- Born: December 12, 1968 (age 57) Shantou, Guangdong, China
- Other name: A Qiu (阿丘)
- Education: Guangxi Teachers Training College [zh]
- Occupation: Host
- Years active: 2003–2020
- Television: China Central Television

Chinese name
- Chinese: 邱孟煌

Standard Mandarin
- Hanyu Pinyin: Qiū Mènghuáng

= Qiu Menghuang =

Chinese television presenter

Qiu Menghuang (邱孟煌 (Qiū Mènghuáng), born 12 December 1968), also known as his stage name A Qiu (阿丘), is a Chinese television presenter and blogger.

Qiu Menghuang was born in Shantou, Guangdong Province on 12 December 1968, his parents were both soldiers. Qiu's mother was a Returned Malaysian Chinese. He was admitted to Guangxi Teachers Training College (present-day Nanning Normal University), majoring political economy. After his graduation in 1989, he was assigned to Nanning Cotton Textile Printing and Dyeing Factory, as a political cadre of labor union. In 1992, he became a playwright in Nanning Art Theater.
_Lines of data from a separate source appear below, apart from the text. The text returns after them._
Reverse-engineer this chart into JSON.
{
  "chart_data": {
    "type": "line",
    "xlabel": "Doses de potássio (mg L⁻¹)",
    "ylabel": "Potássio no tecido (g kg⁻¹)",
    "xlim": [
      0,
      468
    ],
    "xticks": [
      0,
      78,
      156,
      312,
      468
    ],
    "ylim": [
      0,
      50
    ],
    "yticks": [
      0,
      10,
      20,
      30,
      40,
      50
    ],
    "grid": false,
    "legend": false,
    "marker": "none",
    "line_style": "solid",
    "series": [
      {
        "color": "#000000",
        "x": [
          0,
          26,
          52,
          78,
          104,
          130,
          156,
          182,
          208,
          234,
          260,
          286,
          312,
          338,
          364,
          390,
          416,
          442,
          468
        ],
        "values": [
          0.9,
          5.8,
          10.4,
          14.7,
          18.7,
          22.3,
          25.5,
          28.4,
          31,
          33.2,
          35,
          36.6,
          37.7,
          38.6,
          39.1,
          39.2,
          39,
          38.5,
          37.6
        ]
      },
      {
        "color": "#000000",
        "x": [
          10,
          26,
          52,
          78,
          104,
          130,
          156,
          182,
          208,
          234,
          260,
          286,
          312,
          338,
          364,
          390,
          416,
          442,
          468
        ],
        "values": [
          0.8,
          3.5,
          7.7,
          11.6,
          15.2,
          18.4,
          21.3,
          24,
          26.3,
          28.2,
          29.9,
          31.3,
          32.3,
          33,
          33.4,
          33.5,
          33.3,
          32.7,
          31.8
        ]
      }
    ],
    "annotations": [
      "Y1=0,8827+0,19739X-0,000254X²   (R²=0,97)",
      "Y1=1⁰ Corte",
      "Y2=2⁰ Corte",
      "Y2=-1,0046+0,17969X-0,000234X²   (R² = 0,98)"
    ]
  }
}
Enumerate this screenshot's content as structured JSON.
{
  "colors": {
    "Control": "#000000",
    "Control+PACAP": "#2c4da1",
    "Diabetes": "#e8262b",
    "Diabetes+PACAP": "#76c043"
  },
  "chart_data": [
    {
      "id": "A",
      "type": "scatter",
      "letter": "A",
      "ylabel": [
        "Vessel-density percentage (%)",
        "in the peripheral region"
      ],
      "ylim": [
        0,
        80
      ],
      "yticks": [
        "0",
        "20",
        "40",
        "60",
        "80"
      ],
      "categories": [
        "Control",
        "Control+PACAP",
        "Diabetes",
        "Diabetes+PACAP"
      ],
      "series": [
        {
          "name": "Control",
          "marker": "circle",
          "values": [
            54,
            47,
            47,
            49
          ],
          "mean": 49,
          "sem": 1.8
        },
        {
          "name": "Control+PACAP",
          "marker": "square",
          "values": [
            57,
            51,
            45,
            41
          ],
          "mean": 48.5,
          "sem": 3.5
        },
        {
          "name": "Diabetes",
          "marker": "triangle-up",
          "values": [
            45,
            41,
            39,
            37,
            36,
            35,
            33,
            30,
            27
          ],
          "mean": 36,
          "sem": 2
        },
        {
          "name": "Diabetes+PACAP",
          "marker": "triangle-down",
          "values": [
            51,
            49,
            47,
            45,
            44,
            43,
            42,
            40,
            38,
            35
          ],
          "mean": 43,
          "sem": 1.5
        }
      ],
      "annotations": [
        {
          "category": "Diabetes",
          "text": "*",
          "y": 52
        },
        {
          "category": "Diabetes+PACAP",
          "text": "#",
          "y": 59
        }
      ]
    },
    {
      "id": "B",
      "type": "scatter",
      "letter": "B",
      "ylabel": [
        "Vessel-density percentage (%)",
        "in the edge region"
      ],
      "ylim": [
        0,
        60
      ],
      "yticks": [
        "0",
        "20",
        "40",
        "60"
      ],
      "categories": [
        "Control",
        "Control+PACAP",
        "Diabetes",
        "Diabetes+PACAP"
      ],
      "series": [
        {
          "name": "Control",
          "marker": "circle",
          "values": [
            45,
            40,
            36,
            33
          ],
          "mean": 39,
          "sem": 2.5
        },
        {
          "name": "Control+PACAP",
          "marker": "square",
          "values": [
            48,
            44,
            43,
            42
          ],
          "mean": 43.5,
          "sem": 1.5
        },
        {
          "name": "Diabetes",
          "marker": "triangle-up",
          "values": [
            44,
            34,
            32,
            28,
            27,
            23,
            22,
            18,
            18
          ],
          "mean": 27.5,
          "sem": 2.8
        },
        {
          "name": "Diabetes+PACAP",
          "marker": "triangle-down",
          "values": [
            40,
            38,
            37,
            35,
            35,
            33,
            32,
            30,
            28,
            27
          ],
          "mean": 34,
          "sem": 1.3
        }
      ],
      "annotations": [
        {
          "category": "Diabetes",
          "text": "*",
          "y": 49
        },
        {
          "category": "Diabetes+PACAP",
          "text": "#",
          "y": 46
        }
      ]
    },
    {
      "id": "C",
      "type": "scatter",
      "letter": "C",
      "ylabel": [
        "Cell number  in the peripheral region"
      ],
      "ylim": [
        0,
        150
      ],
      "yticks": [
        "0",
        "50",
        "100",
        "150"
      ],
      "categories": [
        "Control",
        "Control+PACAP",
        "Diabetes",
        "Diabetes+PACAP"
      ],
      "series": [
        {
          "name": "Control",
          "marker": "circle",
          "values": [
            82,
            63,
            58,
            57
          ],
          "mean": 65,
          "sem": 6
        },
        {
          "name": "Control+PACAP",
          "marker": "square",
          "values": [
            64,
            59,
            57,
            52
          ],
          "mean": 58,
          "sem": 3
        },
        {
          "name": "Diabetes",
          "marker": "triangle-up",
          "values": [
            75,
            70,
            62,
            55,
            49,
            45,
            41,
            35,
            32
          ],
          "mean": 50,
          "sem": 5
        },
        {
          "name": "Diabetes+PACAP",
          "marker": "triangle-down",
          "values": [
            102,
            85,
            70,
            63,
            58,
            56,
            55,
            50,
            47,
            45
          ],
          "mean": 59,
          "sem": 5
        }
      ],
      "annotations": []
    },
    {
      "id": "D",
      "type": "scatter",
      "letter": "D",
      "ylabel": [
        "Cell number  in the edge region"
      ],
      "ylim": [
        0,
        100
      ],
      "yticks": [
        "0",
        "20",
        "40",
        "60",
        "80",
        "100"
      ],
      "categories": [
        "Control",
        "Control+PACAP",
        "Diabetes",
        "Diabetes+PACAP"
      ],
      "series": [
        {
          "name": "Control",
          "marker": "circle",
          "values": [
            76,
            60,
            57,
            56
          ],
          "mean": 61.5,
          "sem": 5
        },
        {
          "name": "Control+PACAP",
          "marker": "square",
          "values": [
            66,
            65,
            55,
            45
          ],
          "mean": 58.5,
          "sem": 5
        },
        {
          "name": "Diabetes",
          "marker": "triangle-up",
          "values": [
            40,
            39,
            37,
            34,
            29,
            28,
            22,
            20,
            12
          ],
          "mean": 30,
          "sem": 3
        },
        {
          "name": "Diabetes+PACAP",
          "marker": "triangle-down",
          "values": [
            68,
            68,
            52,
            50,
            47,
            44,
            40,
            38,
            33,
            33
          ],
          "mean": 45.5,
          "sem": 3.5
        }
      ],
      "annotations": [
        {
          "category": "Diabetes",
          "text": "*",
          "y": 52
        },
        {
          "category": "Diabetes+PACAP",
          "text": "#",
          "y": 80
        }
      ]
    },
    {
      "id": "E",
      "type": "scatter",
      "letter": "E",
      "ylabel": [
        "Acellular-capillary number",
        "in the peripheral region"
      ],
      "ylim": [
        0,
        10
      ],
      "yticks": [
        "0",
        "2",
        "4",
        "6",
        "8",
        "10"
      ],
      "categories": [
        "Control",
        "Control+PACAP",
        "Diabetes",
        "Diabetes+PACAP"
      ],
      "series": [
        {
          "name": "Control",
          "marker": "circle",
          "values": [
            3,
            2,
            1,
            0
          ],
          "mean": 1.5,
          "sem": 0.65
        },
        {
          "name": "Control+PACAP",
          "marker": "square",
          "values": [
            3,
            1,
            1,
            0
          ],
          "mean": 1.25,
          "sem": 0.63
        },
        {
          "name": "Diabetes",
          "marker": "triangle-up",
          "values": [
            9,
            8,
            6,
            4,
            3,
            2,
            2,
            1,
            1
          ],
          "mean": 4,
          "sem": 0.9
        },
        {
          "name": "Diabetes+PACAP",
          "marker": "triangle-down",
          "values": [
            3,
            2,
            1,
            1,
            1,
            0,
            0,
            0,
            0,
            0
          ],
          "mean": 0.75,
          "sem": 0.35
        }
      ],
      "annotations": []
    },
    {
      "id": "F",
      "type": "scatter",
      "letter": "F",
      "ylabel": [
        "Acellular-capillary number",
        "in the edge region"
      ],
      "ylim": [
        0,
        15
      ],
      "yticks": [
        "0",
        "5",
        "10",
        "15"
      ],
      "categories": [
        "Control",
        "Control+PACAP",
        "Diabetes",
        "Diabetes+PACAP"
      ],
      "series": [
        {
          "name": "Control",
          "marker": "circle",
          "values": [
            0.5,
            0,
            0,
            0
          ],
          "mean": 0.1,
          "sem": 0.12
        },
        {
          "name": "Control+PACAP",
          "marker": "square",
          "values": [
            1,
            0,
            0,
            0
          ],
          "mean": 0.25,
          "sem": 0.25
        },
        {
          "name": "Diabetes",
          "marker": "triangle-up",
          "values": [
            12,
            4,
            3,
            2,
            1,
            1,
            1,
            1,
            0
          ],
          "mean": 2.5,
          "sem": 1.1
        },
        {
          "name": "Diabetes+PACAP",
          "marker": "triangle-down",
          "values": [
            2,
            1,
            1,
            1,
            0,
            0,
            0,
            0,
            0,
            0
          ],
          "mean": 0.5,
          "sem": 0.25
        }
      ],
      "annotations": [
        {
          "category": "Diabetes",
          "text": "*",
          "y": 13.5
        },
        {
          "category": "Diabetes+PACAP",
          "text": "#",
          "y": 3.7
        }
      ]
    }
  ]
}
Qiu joined China Central Television (CCTV) as a television presenter on 21 April 2003. He had hosted several programs, including Society in the News (社会记录), The Elite (人物新周刊), and Daily stories (天天故事汇).

In November 2019, there were rumors that Qiu had been expelled from CCTV. Qiu denied this.

During the COVID-19 pandemic in China, on 26 February 2020, Qiu posted on Sina Weibo: "Even though the stereotype of 'sick man of Asia' has been shattered for over a century, can we be more gentle and apologetic in our tone, humbly put on some face masks and give a bow to the world and say 'sorry for the mess'?" The tweet was subsequently deleted, however, many Chinese social media users accused Qiu of "betraying China" and "providing a moral basis for the global anti-Chinese behavior". On 4 March, CCTV announced that Qiu had been "completely banned from hosting shows".